Susquehanna County, PA (WBNG Binghamton) Much attention has been spent on budget cuts to school districts, but basic adult education could also suffer in the Northern Tier. The impact could go beyond the classroom.
"I was singing in the Church choir, and I couldn't read the words," said Doug Newton of Wyalusing. Newton came to the Susquehanna County Literacy Program almost twenty years ago. Back then, he couldn't read or write.
It spelled success for him...now he's a college student.
"Believe it or not, with all my learning disabilities, I have eighteen credits of English. I took Shakespeare last semester, and I loved it," Newton said.
But the Commonwealth cut funding to the Program -- the source of more than half its budget.
"To keep this place going, right now I've laid off staff," said Marilyn Morgan, Susquehanna County Literacy Program. "I'm relying on volunteers to come in and help me."

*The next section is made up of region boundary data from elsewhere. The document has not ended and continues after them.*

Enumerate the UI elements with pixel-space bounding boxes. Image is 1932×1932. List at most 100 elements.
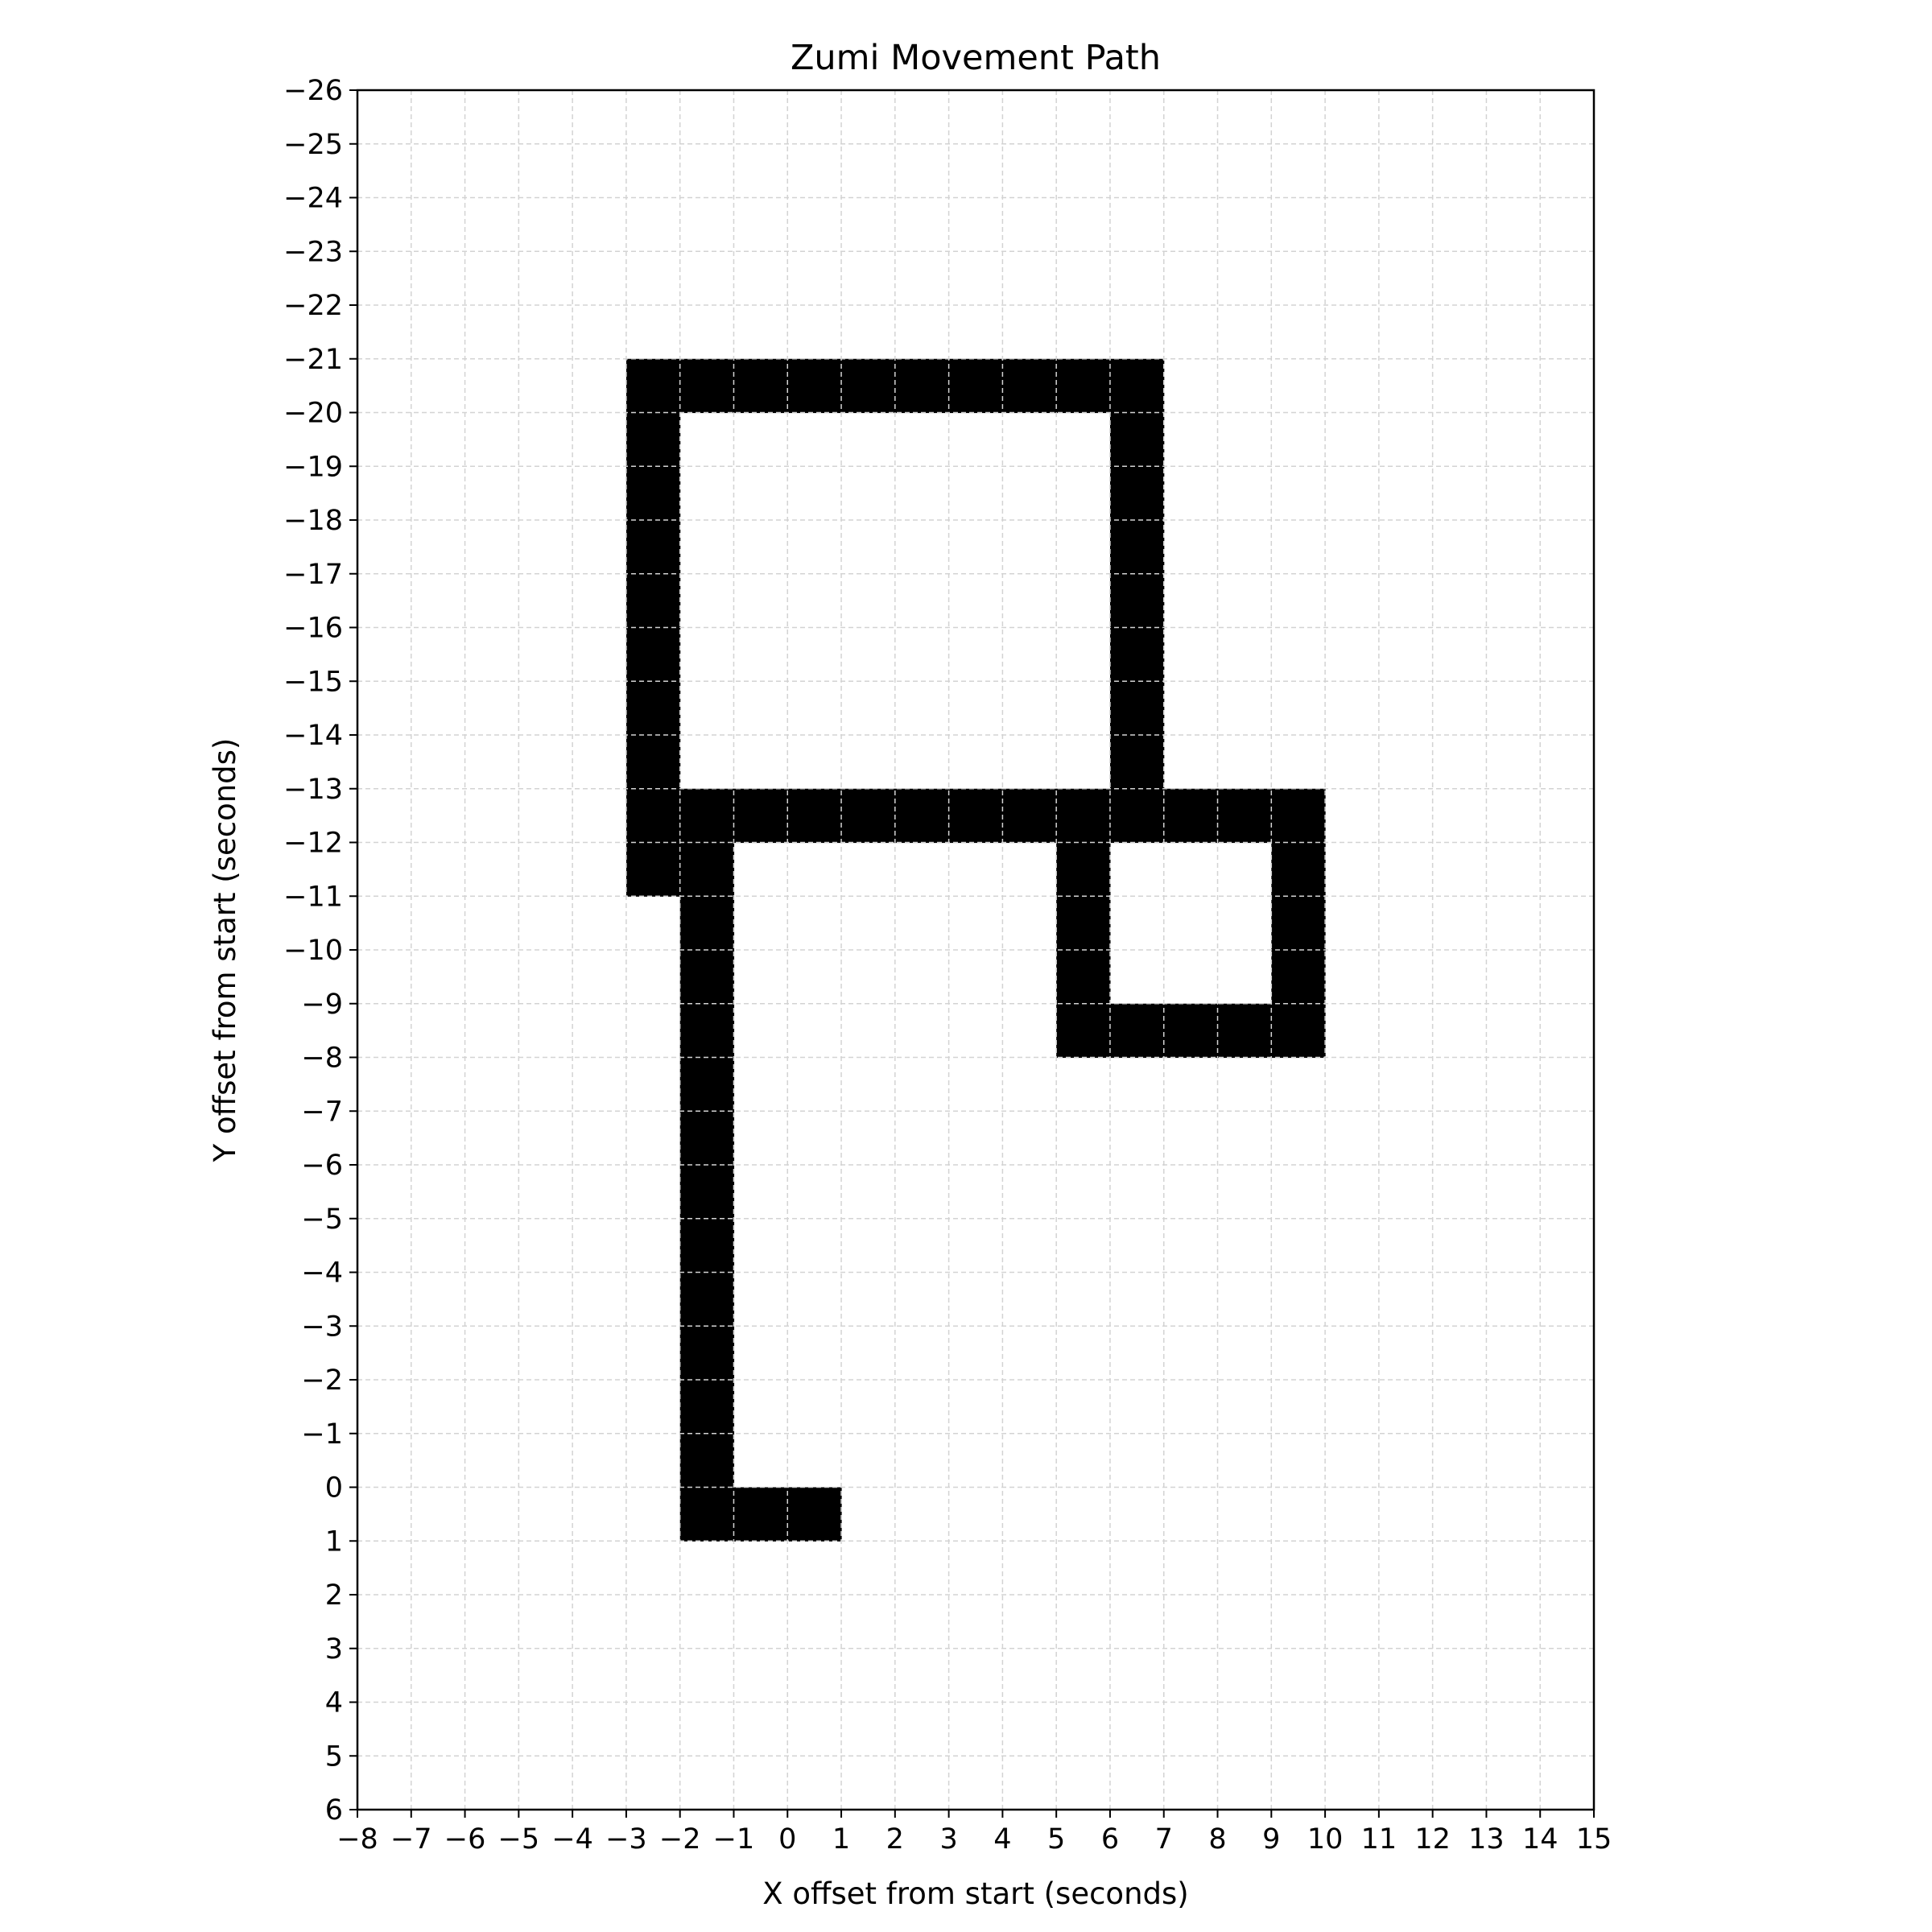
path-cell: [1056, 950, 1111, 1005]
path-cell: [679, 1165, 735, 1220]
path-cell: [1271, 1003, 1326, 1059]
path-cell: [625, 466, 681, 521]
y-tick-label: −14: [283, 720, 343, 752]
path-cell: [1271, 896, 1326, 951]
path-cell: [733, 358, 788, 414]
x-tick-label: 8: [1208, 1823, 1226, 1856]
path-cell: [733, 788, 788, 844]
path-cell: [625, 412, 681, 467]
path-cell: [1109, 358, 1165, 414]
x-tick-label: 9: [1262, 1823, 1280, 1856]
y-tick-label: −26: [283, 75, 343, 107]
y-tick-label: −15: [283, 666, 343, 698]
y-tick-label: 2: [325, 1579, 343, 1612]
x-tick-label: −4: [551, 1823, 593, 1856]
x-tick-label: 13: [1468, 1823, 1505, 1856]
path-cell: [625, 358, 681, 414]
y-tick-label: 6: [325, 1794, 343, 1827]
path-cell: [1002, 788, 1057, 844]
path-cell: [841, 358, 896, 414]
path-cell: [1217, 1003, 1272, 1059]
y-axis-label: Y offset from start (seconds): [208, 738, 242, 1163]
path-cell: [679, 1003, 735, 1059]
path-cell: [787, 358, 842, 414]
path-cell: [841, 788, 896, 844]
y-tick-label: −21: [283, 344, 343, 376]
path-cell: [1109, 681, 1165, 736]
path-cell: [679, 1272, 735, 1327]
path-cell: [679, 896, 735, 951]
path-cell: [1271, 788, 1326, 844]
y-tick-label: −20: [283, 398, 343, 430]
path-cell: [787, 788, 842, 844]
x-tick-label: 12: [1414, 1823, 1451, 1856]
visited-cells: [625, 358, 1326, 1542]
y-tick-label: −1: [301, 1418, 343, 1451]
grid-lines: [357, 90, 1594, 1810]
path-cell: [894, 358, 950, 414]
path-cell: [625, 573, 681, 629]
path-cell: [1271, 842, 1326, 897]
y-axis-ticks: −26−25−24−23−22−21−20−19−18−17−16−15−14−…: [283, 75, 357, 1827]
y-tick-label: −23: [283, 236, 343, 268]
y-tick-label: −18: [283, 505, 343, 537]
y-tick-label: −19: [283, 451, 343, 483]
x-tick-label: −8: [336, 1823, 378, 1856]
y-tick-label: −2: [301, 1364, 343, 1397]
y-tick-label: −5: [301, 1203, 343, 1236]
y-tick-label: 4: [325, 1687, 343, 1719]
path-cell: [679, 1326, 735, 1381]
path-cell: [625, 520, 681, 575]
y-tick-label: −6: [301, 1150, 343, 1182]
path-cell: [625, 842, 681, 897]
path-cell: [1109, 412, 1165, 467]
path-cell: [625, 681, 681, 736]
x-tick-label: 5: [1047, 1823, 1065, 1856]
path-cell: [679, 1380, 735, 1435]
path-cell: [1271, 950, 1326, 1005]
path-cell: [787, 1487, 842, 1542]
path-cell: [679, 358, 735, 414]
path-cell: [679, 1218, 735, 1274]
y-tick-label: −3: [301, 1311, 343, 1343]
y-tick-label: −11: [283, 881, 343, 913]
x-axis-ticks: −8 −7 −6 −5 −4 −3 −2 −1 0 1 2 3 4 5 6 7 8 9 10 11 12 13 14 15: [336, 1810, 1612, 1856]
path-cell: [679, 1487, 735, 1542]
y-tick-label: −24: [283, 183, 343, 215]
path-cell: [679, 1433, 735, 1488]
x-tick-label: 6: [1101, 1823, 1119, 1856]
y-tick-label: −8: [301, 1042, 343, 1075]
x-tick-label: 14: [1522, 1823, 1558, 1856]
x-tick-label: −5: [498, 1823, 540, 1856]
y-tick-label: 1: [325, 1525, 343, 1558]
y-tick-label: 3: [325, 1633, 343, 1666]
x-tick-label: 11: [1361, 1823, 1397, 1856]
x-tick-label: 0: [778, 1823, 796, 1856]
path-cell: [625, 627, 681, 682]
x-tick-label: 2: [886, 1823, 904, 1856]
x-tick-label: 7: [1155, 1823, 1173, 1856]
path-cell: [733, 1487, 788, 1542]
x-tick-label: 3: [939, 1823, 957, 1856]
y-tick-label: −4: [301, 1257, 343, 1290]
path-cell: [1217, 788, 1272, 844]
path-cell: [1002, 358, 1057, 414]
path-cell: [679, 842, 735, 897]
path-cell: [1056, 358, 1111, 414]
path-cell: [1109, 627, 1165, 682]
y-tick-label: −25: [283, 129, 343, 161]
y-tick-label: −17: [283, 559, 343, 591]
path-cell: [1109, 1003, 1165, 1059]
y-tick-label: −7: [301, 1096, 343, 1128]
x-tick-label: −2: [659, 1823, 701, 1856]
path-cell: [625, 735, 681, 790]
x-tick-label: −7: [390, 1823, 432, 1856]
path-cell: [1109, 788, 1165, 844]
path-cell: [679, 788, 735, 844]
path-cell: [679, 950, 735, 1005]
path-cell: [894, 788, 950, 844]
x-tick-label: −3: [605, 1823, 647, 1856]
path-cell: [1056, 842, 1111, 897]
y-tick-label: −22: [283, 290, 343, 322]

2,500 people have passed through here for basic education. "You can't get a job without a GED," Morgan says.
According to research, 13% of adults in Susquehanna County are illiterate. That's over 5,000 people.
"We realize that people need a location to come whether it be for computer access," said Sue Stone, director of the Susquehanna County Library System. "We are really trying to help the population of our county meet their educational and recreational needs."
The Susquehanna County Library opens its doors to job seekers -- some of whom can only look for jobs online.
Not everyone has or can pay for Internet access or knows how to use a keyboard.
It's trying to start early with kids.
"In the summer, we have up to five hundred children registered for our summer reading programs," Stone said.
But even that's a challenge as libraries also face cuts.
"When the government cuts money for these programs, they are hurting our future in the United States," Newton said.
It's estimated that low literacy contributes to $225 billion the country loses in work, crime, or unemployment benefits.
The Susquehanna County Literacy Program has a waiting list for people who want to take a GED class. They can't offer one until they have enough volunteers to run those classes.